シャドーイングで自分の口で発音すると、聞き分けが一気に楽になります。
関連語の罠
写真に写っていないが連想しやすい単語が選択肢に入っている場合は、必ず写真を見直してください。
「keyboardがあるからmouseも」という連想で選ぶと、ひっかけにはまります。
部分的正解の罠
主語と動詞のどちらかが正しく、もう一方が違うパターンが頻出します。
「主語+動詞」の組み合わせで一致するかを必ず確認してください。
Part1対策がもたらす副次効果
Part1対策は、直接の6問だけでなく他のPartにも良い影響を与えます。
頻出動詞のインプット
Part1で覚える頻出動詞は、Part3・Part4・Part7でも出てくる基本語彙です。
Part1対策が、リスニングとリーディング両方の底上げにつながります。
音の聞き分け訓練
Part1の短い音声で「近い音」を聞き分ける訓練は、Part2・Part3にも直接効果があります。
Part1を攻略できる人は、Part2でも間違いなく高得点を取れます。
集中力の維持
Part1の冒頭6問で集中モードに入ることで、45分間のリスニングを通した集中力の維持が楽になります。
まとめ
TOEIC Part1は、パターン認識と頻出動詞の暗記によって、4週間の集中対策で満点を狙える得点源となるパートです。
本記事の要点を3点で整理します。
- 頻出3パターン(人物動作・物風景・人物場所)を理解し、主語と動詞の組み合わせに集中する
- 受動態の描写(displayed・placed・stacked・arranged)を聞き取れるようにする
- 近い音・関連語・部分的正解の3つのひっかけを見抜く目を養う
次のステップとして、「TOEIC Part2対策」「TOEIC Part3対策」「TOEIC Part4対策」を順番に読むと、リスニング全体の戦略が見えてきます。
スコア帯別の学習計画を知りたい方は、「TOEIC 500点台の勉強法」「TOEIC 600点台の勉強法」もあわせて参考にしてみてください。
Part1の6問完答は、TOEIC学習者の誰もが最初に目指すべき小さな達成です。
筆者もかつて近い音のひっかけで苦しんだ一人として、あなたのPart1完答を心から応援しています。

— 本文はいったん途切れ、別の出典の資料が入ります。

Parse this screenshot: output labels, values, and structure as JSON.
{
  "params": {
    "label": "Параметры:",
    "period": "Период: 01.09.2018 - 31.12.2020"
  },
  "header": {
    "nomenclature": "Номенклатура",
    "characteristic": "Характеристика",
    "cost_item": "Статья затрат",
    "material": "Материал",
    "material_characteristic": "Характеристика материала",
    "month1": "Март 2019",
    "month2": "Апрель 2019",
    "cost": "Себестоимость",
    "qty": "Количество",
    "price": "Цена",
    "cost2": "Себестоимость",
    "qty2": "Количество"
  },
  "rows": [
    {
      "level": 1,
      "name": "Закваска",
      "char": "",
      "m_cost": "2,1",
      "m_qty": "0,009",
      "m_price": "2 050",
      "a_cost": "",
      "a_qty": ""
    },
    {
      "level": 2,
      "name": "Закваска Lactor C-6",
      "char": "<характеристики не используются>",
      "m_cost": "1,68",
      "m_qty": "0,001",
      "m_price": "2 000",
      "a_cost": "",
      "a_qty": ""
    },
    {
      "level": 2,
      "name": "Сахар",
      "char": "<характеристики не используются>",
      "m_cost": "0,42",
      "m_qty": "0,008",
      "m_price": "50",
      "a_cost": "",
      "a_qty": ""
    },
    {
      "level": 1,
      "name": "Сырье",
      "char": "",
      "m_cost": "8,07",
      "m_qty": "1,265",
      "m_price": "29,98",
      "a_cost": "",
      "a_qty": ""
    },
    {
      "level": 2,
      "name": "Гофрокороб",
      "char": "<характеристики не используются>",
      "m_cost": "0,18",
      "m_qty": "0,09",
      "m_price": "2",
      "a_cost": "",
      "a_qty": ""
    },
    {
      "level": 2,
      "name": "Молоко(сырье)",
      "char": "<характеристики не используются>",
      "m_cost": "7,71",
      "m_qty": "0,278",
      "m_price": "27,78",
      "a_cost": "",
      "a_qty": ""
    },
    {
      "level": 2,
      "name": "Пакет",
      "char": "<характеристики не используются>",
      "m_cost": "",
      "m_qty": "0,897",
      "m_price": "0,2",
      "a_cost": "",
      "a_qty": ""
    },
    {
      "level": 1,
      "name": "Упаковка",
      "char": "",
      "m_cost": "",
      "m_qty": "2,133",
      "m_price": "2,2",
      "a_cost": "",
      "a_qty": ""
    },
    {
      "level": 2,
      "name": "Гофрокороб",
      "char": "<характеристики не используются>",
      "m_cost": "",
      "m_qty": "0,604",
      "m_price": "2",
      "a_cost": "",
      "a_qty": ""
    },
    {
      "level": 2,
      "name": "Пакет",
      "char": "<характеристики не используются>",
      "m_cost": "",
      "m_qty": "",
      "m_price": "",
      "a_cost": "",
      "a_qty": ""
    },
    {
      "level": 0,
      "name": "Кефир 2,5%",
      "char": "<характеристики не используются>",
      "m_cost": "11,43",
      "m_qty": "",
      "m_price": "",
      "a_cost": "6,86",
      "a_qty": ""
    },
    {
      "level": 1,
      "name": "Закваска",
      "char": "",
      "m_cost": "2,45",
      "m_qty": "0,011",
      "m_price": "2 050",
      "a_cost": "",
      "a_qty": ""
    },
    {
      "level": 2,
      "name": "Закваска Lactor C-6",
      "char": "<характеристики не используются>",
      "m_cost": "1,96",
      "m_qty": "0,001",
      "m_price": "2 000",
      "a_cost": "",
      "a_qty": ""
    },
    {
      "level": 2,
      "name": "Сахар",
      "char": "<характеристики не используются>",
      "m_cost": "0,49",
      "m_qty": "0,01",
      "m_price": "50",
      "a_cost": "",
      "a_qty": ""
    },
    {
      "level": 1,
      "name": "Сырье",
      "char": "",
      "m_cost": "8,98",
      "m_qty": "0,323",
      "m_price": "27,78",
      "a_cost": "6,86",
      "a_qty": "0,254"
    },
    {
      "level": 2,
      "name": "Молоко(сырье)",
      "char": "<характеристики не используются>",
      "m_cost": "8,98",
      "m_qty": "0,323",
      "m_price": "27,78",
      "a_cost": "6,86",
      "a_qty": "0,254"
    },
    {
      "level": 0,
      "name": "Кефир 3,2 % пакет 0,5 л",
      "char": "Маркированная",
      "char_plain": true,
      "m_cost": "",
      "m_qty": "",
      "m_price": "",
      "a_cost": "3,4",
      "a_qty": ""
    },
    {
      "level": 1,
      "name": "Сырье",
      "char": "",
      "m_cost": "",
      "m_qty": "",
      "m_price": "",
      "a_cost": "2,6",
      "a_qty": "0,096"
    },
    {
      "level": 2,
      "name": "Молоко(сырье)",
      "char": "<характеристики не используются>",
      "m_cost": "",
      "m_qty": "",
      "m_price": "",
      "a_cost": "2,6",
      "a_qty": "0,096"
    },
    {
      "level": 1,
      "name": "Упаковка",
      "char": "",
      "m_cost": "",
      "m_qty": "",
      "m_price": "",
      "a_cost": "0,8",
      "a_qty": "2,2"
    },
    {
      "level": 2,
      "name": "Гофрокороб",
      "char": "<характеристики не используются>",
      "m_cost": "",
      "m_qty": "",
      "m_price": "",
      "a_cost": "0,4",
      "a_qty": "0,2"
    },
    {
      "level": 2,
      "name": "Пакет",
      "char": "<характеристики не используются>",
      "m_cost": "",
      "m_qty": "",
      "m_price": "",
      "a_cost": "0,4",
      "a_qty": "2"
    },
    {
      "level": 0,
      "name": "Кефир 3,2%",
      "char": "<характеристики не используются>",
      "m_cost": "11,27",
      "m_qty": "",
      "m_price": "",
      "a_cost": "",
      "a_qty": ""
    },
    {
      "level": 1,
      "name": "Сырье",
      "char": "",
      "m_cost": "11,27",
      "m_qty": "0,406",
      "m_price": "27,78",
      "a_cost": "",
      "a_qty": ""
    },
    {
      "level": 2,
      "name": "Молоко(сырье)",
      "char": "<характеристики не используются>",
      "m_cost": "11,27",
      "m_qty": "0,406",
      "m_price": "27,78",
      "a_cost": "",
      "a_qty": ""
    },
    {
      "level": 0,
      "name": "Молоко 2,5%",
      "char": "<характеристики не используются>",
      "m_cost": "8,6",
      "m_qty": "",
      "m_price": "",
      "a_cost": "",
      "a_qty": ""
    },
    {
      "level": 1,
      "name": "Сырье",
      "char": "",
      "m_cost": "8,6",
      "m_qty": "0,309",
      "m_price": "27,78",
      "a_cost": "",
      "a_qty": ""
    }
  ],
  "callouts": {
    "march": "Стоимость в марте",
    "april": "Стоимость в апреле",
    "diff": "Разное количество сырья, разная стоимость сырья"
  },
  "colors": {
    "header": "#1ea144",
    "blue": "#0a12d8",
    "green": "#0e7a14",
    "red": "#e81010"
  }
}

今日の5分のPart1演習が、2週間後の本番での6問完答につながります。
Part1で差がつく上級テクニック
Part1満点を確実にするための上級テクニックを紹介します。
選択肢を消去法で絞る
4つの選択肢のうち、明らかに写真と違う2〜3つを先に消去する習慣を付けましょう。
残った1〜2択に集中するほうが、当たる確率が大きく上がります。
音声の前半に集中する
Part1は、選択肢(A)〜(D)まで順番に音声が流れます。
前半(A・B)で確信の持てる答えが出たら、後半(C・D)は消去法の確認として聞くと効率的です。
写真の詳細を先に把握する
音声が始まる前の数秒で、写真の「主語・動作・場所・物」をあらかじめ英語で思い浮かべておいてください。
自分の中に正解のイメージがあると、音声との照合が一瞬で済みます。
Part1で取れないときの原因別対処法
Part1で失点が続く場合の原因と対処法を紹介します。
原因1: 基礎語彙が足りない
「pour」「stack」「arrange」などの基本動詞が抜けていると、Part1で正答にたどり着けません。
朝日出版社『銀のフレーズ』や『プラチナボキャブラリー』で基礎語彙を固めてください。
原因2: 受動態の聞き取りが弱い
受動態の「be動詞+過去分詞」を瞬時に理解できない場合は、シャドーイングで口慣らしをしましょう。
「are stacked」「has been placed」などの音声を自分で発音することで、聞き取り精度が上がります。
原因3: 集中力不足
Part1は冒頭のわずか1分半で終わる短いパートですが、集中できていないと簡単にミスが出ます。
試験開始前に深呼吸を3回し、耳をPart1に向ける儀式を作ってください。
Part1攻略後の次のステップ
Part1を安定的に完答できるようになったら、次のPartへ進みましょう。
Part2への接続
Part1の満点が取れる集中力は、そのままPart2の25問にも活かせます。
Part1とPart2は連続して進むため、切り替えのラグを作らないことが重要です。
Part3・Part4への発展
Part1で鍛えた「主語+動詞」の即時理解は、Part3・Part4の会話・説明文の内容把握にも直接効きます。
Part1対策はリスニング全体の底上げにつながる、コスパの高い投資と言えます。